In Nederland en België wordt ernaar gestreefd deze assay (verder) te harmoniseren tussen alle verschillende laboratoria. Met dat doeleinde is in 2020 door een consortium van laboratoriumspecialisten van hemofiliebehandelcentra in Nederland en België een geharmoniseerd protocol gepubliceerd, dat zowel op de FVIII-remmer als FIX-remmer assay van toepassing is.5
Bronnen
- Schutgens, R.E.G. & Van Galen, K.P.M. (2019). Verworven hemofilie A. In Ned Tijdschr Hematol 2019;16:22–9
- Kasper, C. K., Aledort, L. M., Counts, R. B., Edson, J. R., Fratantoni, J., Green, D., Hampton, J. W., Hilgartner, M. W., Lazerson, J., Levine, P. H., McMillan, C. W., Pool, J. G., Shapiro, S. S., Shulman, N. R., & van Eys, J. (1975). A More Uniform Measurement of Factor VIII Inhibitors. In Thrombosis and Haemostasis (Vol. 34, Issue 03, pp. 869–872). Georg Thieme Verlag KG. https://doi.org/10.1055/s-0038-1651378
- Verbruggen, B., Novakova, I., Wessels, H., Boezeman, J., van den Berg, M., & Mauser-Bunschoten, E. (1995). The Nijmegen Modification of the Bethesda Assay for Factor VIII:C Inhibitors: Improved Specificity and Reliability. In Thrombosis and Haemostasis (Vol. 73, Issue 02, pp. 247–251). Georg Thieme Verlag KG. https://doi.org/10.1055/s-0038-1653759
- NVvH Richtlijn Hemofilie, autorisatiedatum 20-12-2022. https://publicatie.hematologienederland.nl/richtlijnen/hemofilie/
- Geharmoniseerd protocol Factor VIII remmer bepaling. VHL. 2020.

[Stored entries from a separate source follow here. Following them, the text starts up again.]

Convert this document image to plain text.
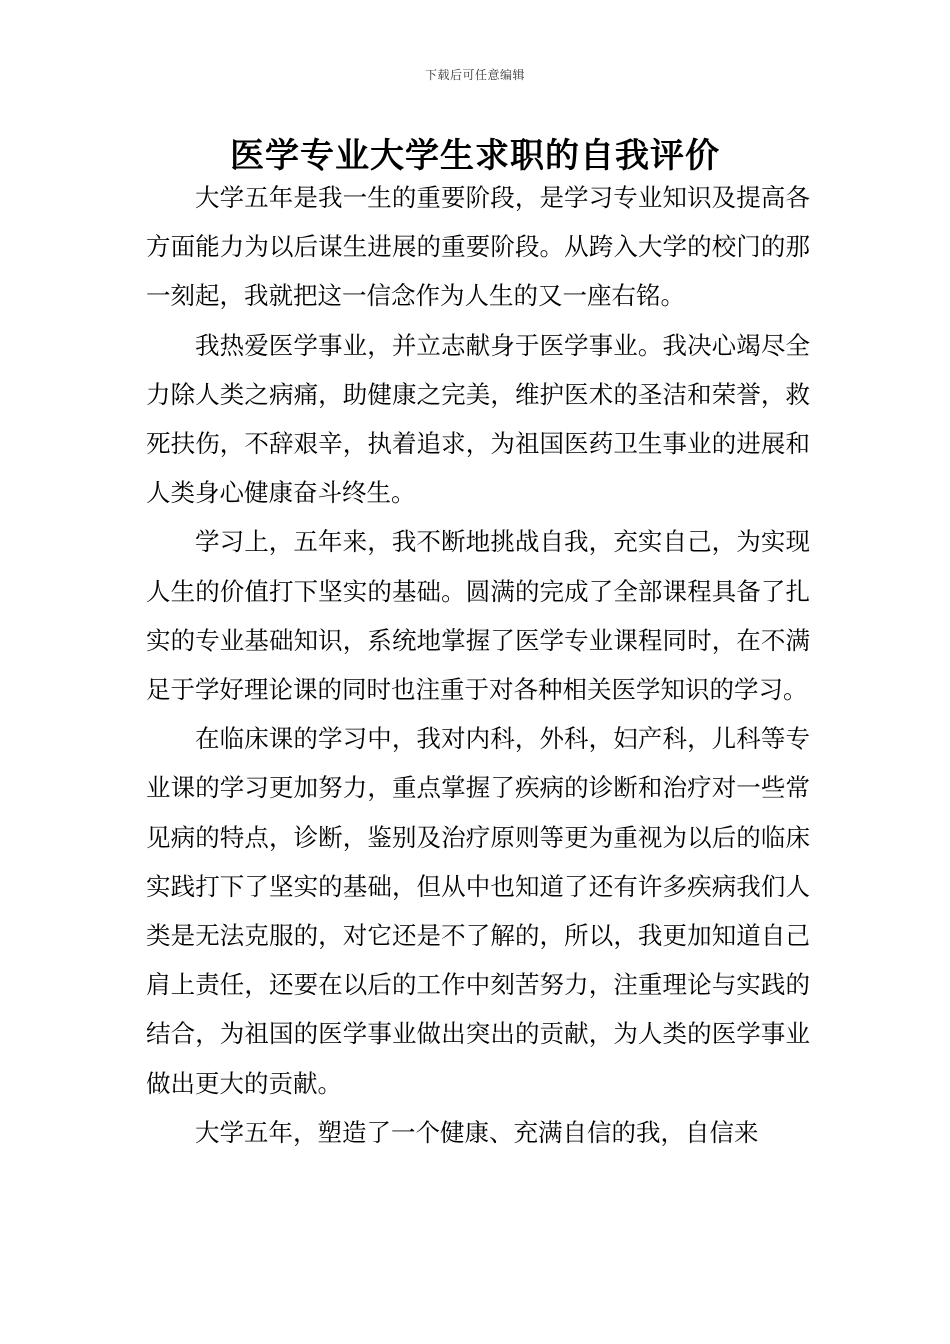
下载后可任意编辑
医学专业大学生求职的自我评价

大学五年是我一生的重要阶段，是学习专业知识及提高各方面能力为以后谋生进展的重要阶段。从跨入大学的校门的那一刻起，我就把这一信念作为人生的又一座右铭。

我热爱医学事业，并立志献身于医学事业。我决心竭尽全力除人类之病痛，助健康之完美，维护医术的圣洁和荣誉，救死扶伤，不辞艰辛，执着追求，为祖国医药卫生事业的进展和人类身心健康奋斗终生。

学习上，五年来，我不断地挑战自我，充实自己，为实现人生的价值打下坚实的基础。圆满的完成了全部课程具备了扎实的专业基础知识，系统地掌握了医学专业课程同时，在不满足于学好理论课的同时也注重于对各种相关医学知识的学习。

在临床课的学习中，我对内科，外科，妇产科，儿科等专业课的学习更加努力，重点掌握了疾病的诊断和治疗对一些常见病的特点，诊断，鉴别及治疗原则等更为重视为以后的临床实践打下了坚实的基础，但从中也知道了还有许多疾病我们人类是无法克服的，对它还是不了解的，所以，我更加知道自己肩上责任，还要在以后的工作中刻苦努力，注重理论与实践的结合，为祖国的医学事业做出突出的贡献，为人类的医学事业做出更大的贡献。

大学五年，塑造了一个健康、充满自信的我，自信来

https://www.de-vhl.nl/upload/protocollen/hemostase/20220524_Geharmoniseerd-protocol-factor-VIII-remmer-bepaling.pdf
- Souverijn, J. H. M., Goswami, P. R., Schreurs, M., Tax, M., & Wielders, J. P. M. (2020). Handboek medische laboratoriumdiagnostiek. Prelum.
- Dacie and Lewis Practical Haematology. (2017). Elsevier. https://doi.org/10.1016/c2014-0-01046-5
- Kaushansky, K., & Levi, M. M. (2017). Williams Hematology Hemostasis and Thrombosis. McGraw-Hill Education.